Sua leveza os protege de quedas de muros, mas lhes tira a alegria do mergulho. Saltam, e ficam flutuando no espaço.

Amo este mundo. Por isso não quero ir para o céu.

Nietzsche sentia o mesmo. E até sonhou com o “retorno eterno“ - voltarei sempre a este mesmo lugar, o único que conheço, das coisas materiais do cotidiano, que vão desde o café com leite e pão com manteiga, pela manhã, até a música de Bach e os céus estrelados, à noite.

Isto, para não se falar nos prazeres do amor, que não podem subsistir sem o corpo. Pois precisam do encanto dos olhos que dizem: “Como é bom que você existe...“. E do olfato, que percebe desde o “brabo cheiro bom de suor e graxa“, a que Adélia Prado se refere, até o perfume de pêssego maduro que vem da flor do imperador, tão discreta, e que Guimarães Rosa declarou ser a mais querida.

E os ouvidos?

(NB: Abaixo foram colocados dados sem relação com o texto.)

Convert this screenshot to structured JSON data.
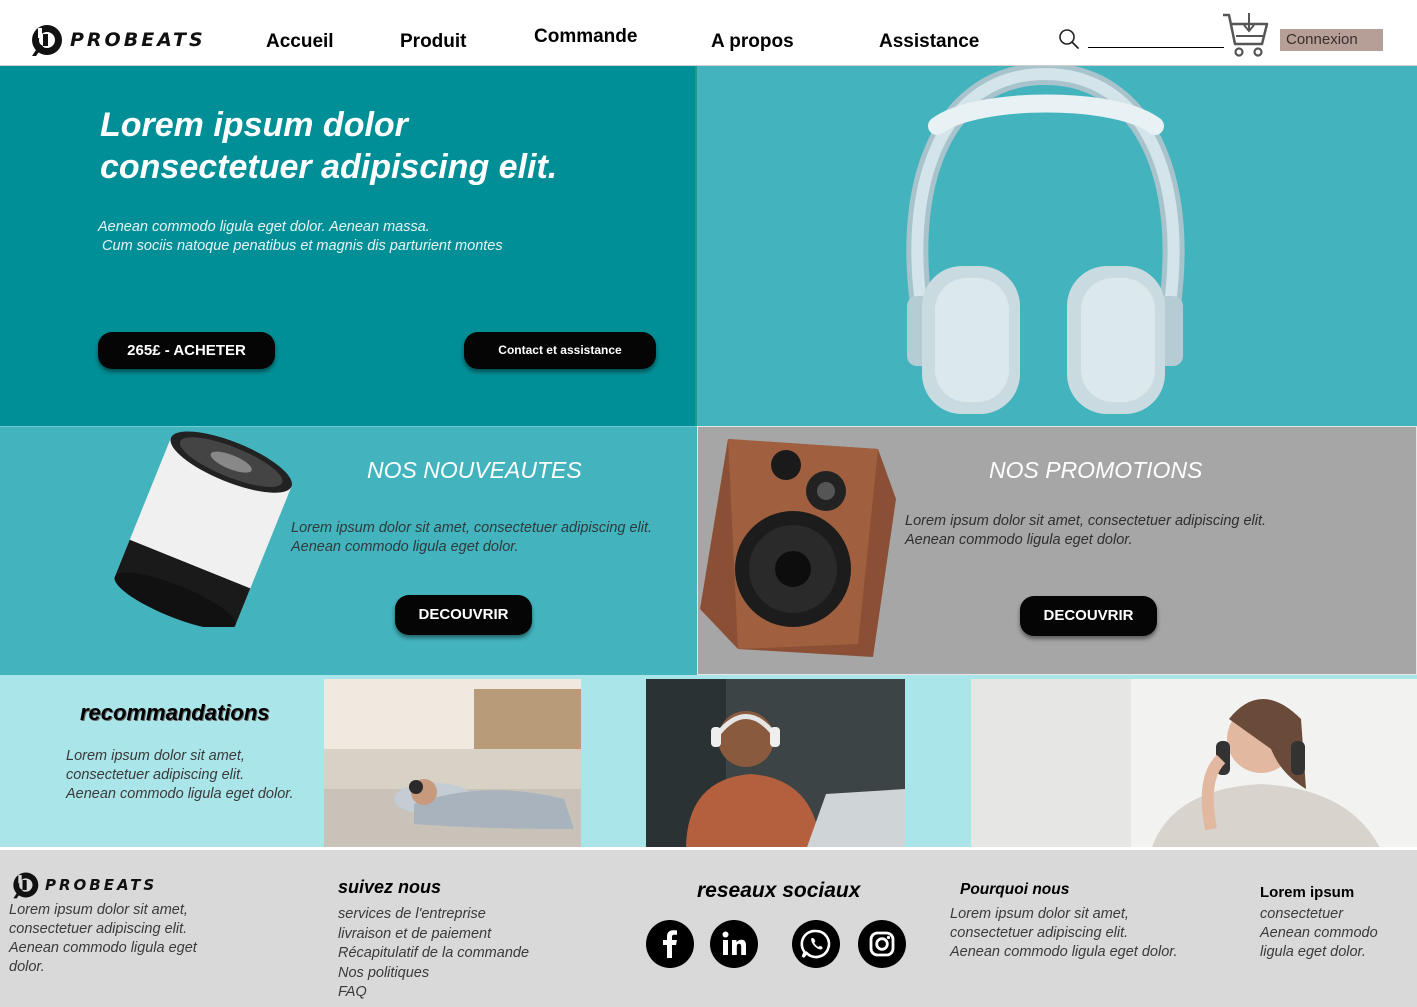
{
  "brand": {
    "name": "PROBEATS"
  },
  "nav": [
    {
      "label": "Accueil"
    },
    {
      "label": "Produit"
    },
    {
      "label": "Commande"
    },
    {
      "label": "A propos"
    },
    {
      "label": "Assistance"
    }
  ],
  "header": {
    "login_label": "Connexion",
    "icons": [
      "search-icon",
      "cart-icon"
    ]
  },
  "hero": {
    "title_line1": "Lorem ipsum dolor",
    "title_line2": "consectetuer adipiscing elit.",
    "subtitle_line1": "Aenean commodo ligula eget dolor. Aenean massa.",
    "subtitle_line2": " Cum sociis natoque penatibus et magnis dis parturient montes",
    "buy_label": "265£ - ACHETER",
    "contact_label": "Contact et assistance"
  },
  "news": {
    "title": "NOS NOUVEAUTES",
    "text_line1": "Lorem ipsum dolor sit amet, consectetuer adipiscing elit.",
    "text_line2": "Aenean commodo ligula eget dolor.",
    "button_label": "DECOUVRIR"
  },
  "promos": {
    "title": "NOS PROMOTIONS",
    "text_line1": "Lorem ipsum dolor sit amet, consectetuer adipiscing elit.",
    "text_line2": "Aenean commodo ligula eget dolor.",
    "button_label": "DECOUVRIR"
  },
  "recommendations": {
    "title": "recommandations",
    "text_line1": "Lorem ipsum dolor sit amet,",
    "text_line2": "consectetuer adipiscing elit.",
    "text_line3": "Aenean commodo ligula eget dolor."
  },
  "footer": {
    "brand": "PROBEATS",
    "about_line1": "Lorem ipsum dolor sit amet,",
    "about_line2": "consectetuer adipiscing elit.",
    "about_line3": "Aenean commodo ligula eget",
    "about_line4": "dolor.",
    "follow_title": "suivez nous",
    "follow_links": [
      {
        "label": "services de l'entreprise"
      },
      {
        "label": "livraison et de paiement"
      },
      {
        "label": "Récapitulatif de la commande"
      },
      {
        "label": "Nos politiques"
      },
      {
        "label": "FAQ"
      }
    ],
    "social_title": "reseaux sociaux",
    "social_icons": [
      "facebook-icon",
      "linkedin-icon",
      "whatsapp-icon",
      "instagram-icon"
    ],
    "why_title": "Pourquoi nous",
    "why_line1": "Lorem ipsum dolor sit amet,",
    "why_line2": "consectetuer adipiscing elit.",
    "why_line3": "Aenean commodo ligula eget dolor.",
    "extra_title": "Lorem ipsum",
    "extra_line1": "consectetuer",
    "extra_line2": "Aenean commodo",
    "extra_line3": "ligula eget dolor."
  }
}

As serenatas (antigas), o “eu te amo“ (eterno), os poemas - são todos seres materiais, que não existem sem a física da fala.

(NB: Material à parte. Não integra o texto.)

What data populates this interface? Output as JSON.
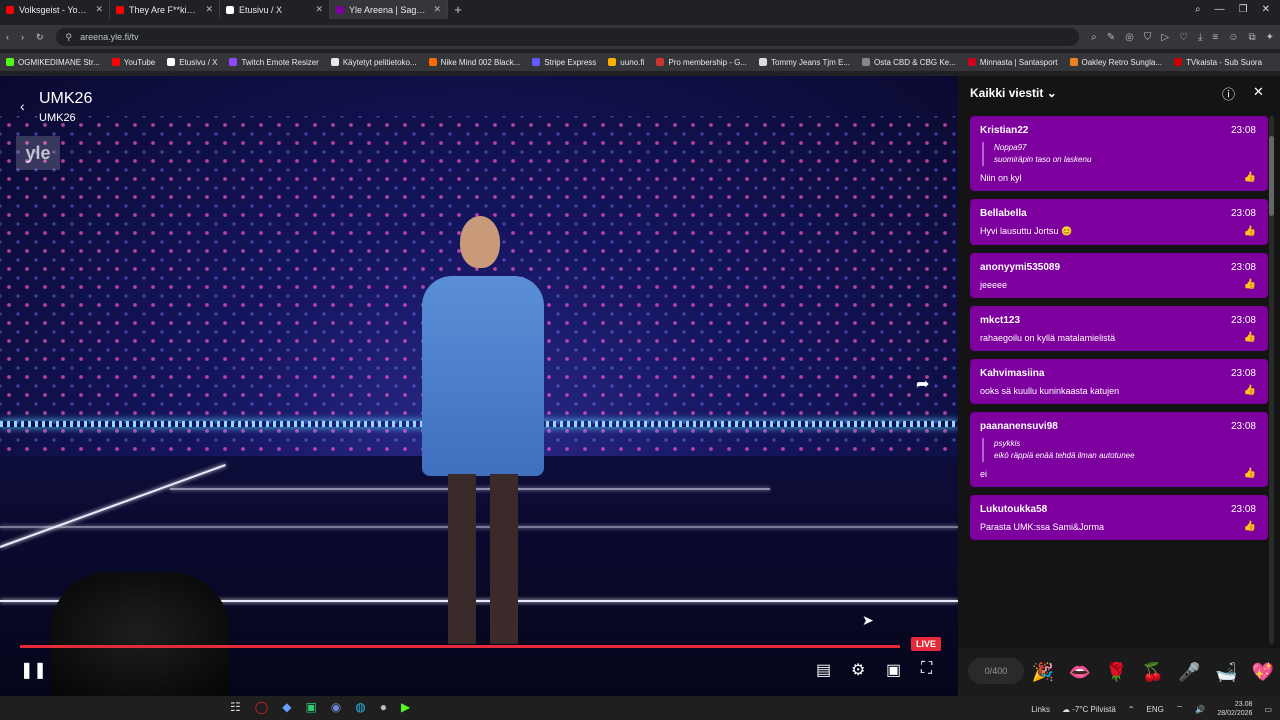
{
  "browser": {
    "tabs": [
      {
        "label": "Volksgeist - YouTube",
        "fav_color": "#ff0000"
      },
      {
        "label": "They Are F**king Panickin",
        "fav_color": "#ff0000"
      },
      {
        "label": "Etusivu / X",
        "fav_color": "#ffffff"
      },
      {
        "label": "Yle Areena | Sagat: Po",
        "fav_color": "#7d009e",
        "active": true
      }
    ],
    "url": "areena.yle.fi/tv",
    "bookmarks": [
      {
        "label": "OGMIKEDIMANE Str...",
        "fav_color": "#53fc18"
      },
      {
        "label": "YouTube",
        "fav_color": "#ff0000"
      },
      {
        "label": "Etusivu / X",
        "fav_color": "#ffffff"
      },
      {
        "label": "Twitch Emote Resizer",
        "fav_color": "#9146ff"
      },
      {
        "label": "Käytetyt pelitietoko...",
        "fav_color": "#e8e8e8"
      },
      {
        "label": "Nike Mind 002 Black...",
        "fav_color": "#ff6a00"
      },
      {
        "label": "Stripe Express",
        "fav_color": "#635bff"
      },
      {
        "label": "uuno.fi",
        "fav_color": "#ffb000"
      },
      {
        "label": "Pro membership - G...",
        "fav_color": "#cc3333"
      },
      {
        "label": "Tommy Jeans Tjm E...",
        "fav_color": "#dddddd"
      },
      {
        "label": "Osta CBD & CBG Ke...",
        "fav_color": "#888888"
      },
      {
        "label": "Minnasta | Santasport",
        "fav_color": "#d0021b"
      },
      {
        "label": "Oakley Retro Sungla...",
        "fav_color": "#f08020"
      },
      {
        "label": "TVkaista - Sub Suora",
        "fav_color": "#cc0000"
      }
    ]
  },
  "player": {
    "title": "UMK26",
    "subtitle": "UMK26",
    "channel_logo": "yle",
    "live_label": "LIVE",
    "icons": [
      "chevron-left-icon",
      "share-icon",
      "pause-icon",
      "subtitles-icon",
      "settings-icon",
      "pip-icon",
      "fullscreen-icon"
    ]
  },
  "chat": {
    "header_title": "Kaikki viestit",
    "messages": [
      {
        "user": "Kristian22",
        "time": "23:08",
        "quote_user": "Noppa97",
        "quote_text": "suomiräpin taso on laskenu",
        "text": "Niin on kyl"
      },
      {
        "user": "Bellabella",
        "time": "23:08",
        "text": "Hyvi lausuttu Jortsu 😊"
      },
      {
        "user": "anonyymi535089",
        "time": "23:08",
        "text": "jeeeee"
      },
      {
        "user": "mkct123",
        "time": "23:08",
        "text": "rahaegoilu on kyllä matalamielistä"
      },
      {
        "user": "Kahvimasiina",
        "time": "23:08",
        "text": "ooks sä kuullu kuninkaasta katujen"
      },
      {
        "user": "paananensuvi98",
        "time": "23:08",
        "quote_user": "psykkis",
        "quote_text": "eikö räppiä enää tehdä ilman autotunee",
        "text": "ei"
      },
      {
        "user": "Lukutoukka58",
        "time": "23:08",
        "text": "Parasta UMK:ssa Sami&Jorma"
      }
    ],
    "counter": "0/400",
    "reactions": [
      "🎉",
      "👄",
      "🌹",
      "🍒",
      "🎤",
      "🛁",
      "💖"
    ]
  },
  "taskbar": {
    "links_label": "Links",
    "weather": "-7°C Pilvistä",
    "lang": "ENG",
    "time": "23.08",
    "date": "28/02/2026"
  }
}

Não posso imaginar um som espiritual, embora se diga que os querubins tocam harpas e cantam.

Sons precisam de bumbos, trombones, violinos, dedos, sopro, corpo: são coisas físicas, corpóreas. E fico preocupado com o destino de Bach e Beethoven, espíritos nos céus, para sempre separados dos bons instrumentos da terra onde tocaram a sua música.

Por isso me alegrei com esta festa de nome latino, Corpus Christi, em que a cristandade comemora, teimosa e inconsciente, o corpo de Cristo. Fosse a celebração da sua alma, confesso que fugiria.

Almas do outro mundo, boas ou más, são assombrações que causam medo. Sei que há um dia que as celebra, o dia de “todas as almas“, também chamado de dia de todos os santos, logo antes de finados. O que combina muito bem. A alma começa quando o corpo termina.

Parece que acreditavam que as almas vagavam, penadas, por este mundo (dia das bruxas!), sofrendo e assombrando os vivos - que, neste dia, faziam orações por sua eterna salvação nos céus, deixando livre a terra para as coisas materiais e boas que nela moram.

Mas este dia, Corpus Christi, a se acreditar na tradição, diz que Deus, cansado de ser espírito, descobriu que o bom mesmo era ter corpo, e até se encarnou, segundo o testemunho do apóstolo.

Preferiu nascer como corpo, a despeito de todos os riscos, inclusive o de morrer. Porque as alegrias compensavam. E nasceu, declarando que o corpo está eternamente destinado a uma dignidade divina.

Curioso que os homens prefiram os céus, quando Deus prefere a terra.

Lembro-me do espanto do chefe índio que escrevia ao presidente dos Estados Unidos e dizia não poder compreender as razões que levavam os brancos a desejar, depois de mortos, ir morar num lugar muito longe da terra.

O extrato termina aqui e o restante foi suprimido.